Verificare se all’ufficio ‘corpi di reato’ del tribunale di Monza ci sia, tra le armi in sequestro, anche una Beretta calibro 7.65 silenziata e, in caso di esito positivo, comparare questa pistola con i quattro proiettili che si trovano all’ufficio ‘corpi di reato’ del tribunale di Perugia. Ruotano attorno a questi due principali quesiti, affidati alla Digos, gli accertamenti preliminari avviati dalla procura di Roma che da qualche settimana ha aperto una nuova indagine sull’omicidio di Mino Pecorelli, il giornalista ucciso nella capitale il 20 marzo 1979.
È stata la sorella 84enne della vittima, Rosita Pecorelli, il 17 gennaio scorso, a invitare i magistrati di piazzale Clodio a svolgere nuovi approfondimenti investigativi con una istanza che porta la firma del legale di famiglia, l’avvocato Valter Biscotti. Nella richiesta fatta ai pm si fa riferimento al sequestro, avvenuto a Monza nel 1995, di alcune armi attribuite all’epoca a Domenico Magnetta, soggetto in passato legato ad Avanguardia Nazionale. Armi che nessuno mai avrebbe messo a confronto con i proiettili che hanno ucciso Pecorelli in via Orazio, nel quartiere Prati, e che dovrebbero ancora trovarsi nell’ufficio ‘corpi di reato’ del tribunale brianzolo.
Un ulteriore spunto investigativo potrebbe ricavarsi anche dalla dichiarazione resa nel 1992 all’allora giudice istruttore Guido Salvini da Vincenzo Vinciguerra (ex estremista di estrema destra) che sosteneva di sapere, per aver sentito nel carcere di Rebibbia nel 1981 un dialogo tra due ex esponenti di Avanguardia Nazionale, che Magnetta, fermato a Monza nel ’95 con le armi, sarebbe stato colui che avrebbe avuto in custodia la Beretta 7.65 silenziata che uccise il fondatore di OP. E che lo stesso Magnetta, se non fosse stato aiutato a uscire di galera, avrebbe rivelato chi gli aveva consegnato la pistola usata nell’agguato in via Orazio.
Il procuratore aggiunto Francesco Caporale e il pm Tiziana Cugini sono in attesa di una informativa della Digos. In caso di esito positivo delle ricerche, l’arma sarà sottoposta a una consulenza tecnico-balistica per verificarne la compatibilità con i proiettili.
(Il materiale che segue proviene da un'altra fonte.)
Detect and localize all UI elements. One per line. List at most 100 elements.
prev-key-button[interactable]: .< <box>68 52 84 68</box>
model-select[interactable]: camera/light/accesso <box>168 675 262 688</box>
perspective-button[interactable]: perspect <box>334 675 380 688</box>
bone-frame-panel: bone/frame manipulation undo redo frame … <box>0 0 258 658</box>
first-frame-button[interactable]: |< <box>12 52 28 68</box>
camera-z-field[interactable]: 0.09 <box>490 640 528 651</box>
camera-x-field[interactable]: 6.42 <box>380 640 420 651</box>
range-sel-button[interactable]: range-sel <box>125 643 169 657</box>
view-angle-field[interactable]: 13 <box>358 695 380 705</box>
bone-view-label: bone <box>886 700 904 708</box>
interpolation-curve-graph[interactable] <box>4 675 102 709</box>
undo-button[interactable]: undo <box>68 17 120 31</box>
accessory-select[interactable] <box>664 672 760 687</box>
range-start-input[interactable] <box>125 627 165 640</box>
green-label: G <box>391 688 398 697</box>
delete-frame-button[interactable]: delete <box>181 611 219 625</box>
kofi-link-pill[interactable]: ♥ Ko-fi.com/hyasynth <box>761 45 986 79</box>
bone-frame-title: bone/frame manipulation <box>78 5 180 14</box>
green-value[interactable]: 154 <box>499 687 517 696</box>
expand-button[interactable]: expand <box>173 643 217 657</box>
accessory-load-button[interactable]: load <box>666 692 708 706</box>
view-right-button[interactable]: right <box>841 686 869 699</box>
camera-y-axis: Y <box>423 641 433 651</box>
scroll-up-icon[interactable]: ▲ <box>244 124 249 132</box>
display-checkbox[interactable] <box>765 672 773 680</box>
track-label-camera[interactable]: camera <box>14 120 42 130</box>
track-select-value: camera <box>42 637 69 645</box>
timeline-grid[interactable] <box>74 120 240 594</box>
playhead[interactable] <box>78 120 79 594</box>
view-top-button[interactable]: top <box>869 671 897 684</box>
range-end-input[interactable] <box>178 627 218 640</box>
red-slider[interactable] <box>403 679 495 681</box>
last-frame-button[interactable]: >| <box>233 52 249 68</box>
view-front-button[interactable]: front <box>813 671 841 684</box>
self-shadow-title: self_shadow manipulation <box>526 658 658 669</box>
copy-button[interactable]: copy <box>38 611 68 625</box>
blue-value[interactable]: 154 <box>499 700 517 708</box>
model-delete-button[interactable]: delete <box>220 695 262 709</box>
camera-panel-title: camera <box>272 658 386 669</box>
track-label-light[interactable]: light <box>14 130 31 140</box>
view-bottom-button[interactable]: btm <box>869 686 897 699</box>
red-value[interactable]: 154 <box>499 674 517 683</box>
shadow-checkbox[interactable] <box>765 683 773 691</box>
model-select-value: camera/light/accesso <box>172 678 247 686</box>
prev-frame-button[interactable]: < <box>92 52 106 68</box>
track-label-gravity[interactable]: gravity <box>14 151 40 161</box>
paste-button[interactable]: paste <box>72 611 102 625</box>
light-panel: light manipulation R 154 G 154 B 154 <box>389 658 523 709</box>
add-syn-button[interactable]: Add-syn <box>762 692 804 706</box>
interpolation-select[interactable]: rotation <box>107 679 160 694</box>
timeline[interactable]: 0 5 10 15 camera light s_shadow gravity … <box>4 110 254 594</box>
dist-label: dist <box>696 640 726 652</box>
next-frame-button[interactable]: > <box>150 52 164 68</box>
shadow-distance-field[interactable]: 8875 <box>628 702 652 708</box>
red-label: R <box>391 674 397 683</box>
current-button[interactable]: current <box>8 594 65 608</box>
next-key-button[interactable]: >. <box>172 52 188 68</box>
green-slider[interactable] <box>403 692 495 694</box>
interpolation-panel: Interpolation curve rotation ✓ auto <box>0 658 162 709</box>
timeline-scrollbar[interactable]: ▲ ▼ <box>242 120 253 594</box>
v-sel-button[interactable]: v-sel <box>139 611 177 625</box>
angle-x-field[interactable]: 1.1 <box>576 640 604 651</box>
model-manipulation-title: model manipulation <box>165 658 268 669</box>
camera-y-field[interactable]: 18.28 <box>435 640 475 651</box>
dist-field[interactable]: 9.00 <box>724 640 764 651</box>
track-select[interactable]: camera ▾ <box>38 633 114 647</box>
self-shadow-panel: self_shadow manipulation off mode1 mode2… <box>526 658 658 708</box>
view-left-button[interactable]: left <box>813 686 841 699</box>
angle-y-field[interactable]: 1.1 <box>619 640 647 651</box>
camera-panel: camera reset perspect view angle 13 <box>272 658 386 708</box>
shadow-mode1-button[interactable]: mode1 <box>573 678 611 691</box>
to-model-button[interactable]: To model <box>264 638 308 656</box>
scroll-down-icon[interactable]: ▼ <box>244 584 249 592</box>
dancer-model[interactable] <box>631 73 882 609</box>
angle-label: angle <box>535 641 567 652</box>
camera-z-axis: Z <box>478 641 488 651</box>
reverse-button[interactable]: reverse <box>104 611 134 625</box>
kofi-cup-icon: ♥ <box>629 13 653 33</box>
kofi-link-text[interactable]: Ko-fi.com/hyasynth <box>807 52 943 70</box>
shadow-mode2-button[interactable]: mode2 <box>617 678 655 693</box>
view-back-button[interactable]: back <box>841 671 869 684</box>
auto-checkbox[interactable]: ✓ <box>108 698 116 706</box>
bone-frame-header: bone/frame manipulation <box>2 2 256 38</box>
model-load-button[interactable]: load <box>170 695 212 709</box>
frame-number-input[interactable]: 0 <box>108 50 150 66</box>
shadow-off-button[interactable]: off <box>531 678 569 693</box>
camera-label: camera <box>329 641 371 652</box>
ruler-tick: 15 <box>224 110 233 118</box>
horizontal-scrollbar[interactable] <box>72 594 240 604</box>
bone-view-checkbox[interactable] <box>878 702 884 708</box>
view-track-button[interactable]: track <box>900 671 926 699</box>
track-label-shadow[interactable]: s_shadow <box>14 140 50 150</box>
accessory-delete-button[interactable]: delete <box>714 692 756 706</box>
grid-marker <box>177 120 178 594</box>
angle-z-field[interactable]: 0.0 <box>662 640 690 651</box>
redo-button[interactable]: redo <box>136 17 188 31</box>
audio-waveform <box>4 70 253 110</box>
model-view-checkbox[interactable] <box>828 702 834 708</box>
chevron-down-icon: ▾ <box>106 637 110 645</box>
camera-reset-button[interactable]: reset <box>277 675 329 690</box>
Un altro passo successivo dell’indagine sarà legato all’attendibilità delle dichiarazioni di Vinciguerra di 27 anni fa e riferite a un episodio, tutto da riscontrare, ancora più datato.
Processualmente il caso Pecorelli si chiuse il 30 ottobre del 2003 quando la Cassazione assolse definitivamente Giulio Andreotti dall’accusa di essere il mandante dell’agguato. In primo grado, il 24 settembre del 1999, il sette volte presidente del Consiglio venne assolto, per non aver commesso il fatto, assieme agli altri presunti mandanti Gaetano Badalamenti, Claudio Vitalone, Pippo Calò e ai due accusati di essere gli esecutori materiali del delitto, cioè Massimo Carminati e Michelangelo La Barbera.
Il 17 novembre del 2002, in appello, invece, fu confermata l’assoluzione per tutti ad eccezione di Andreotti e Badalamenti, condannati a 24 anni di reclusione. Condanna che la Suprema Corte spazzò via annullando senza rinvio la sentenza di secondo grado e ponendo la parola fine a tutta la vicenda giudiziaria.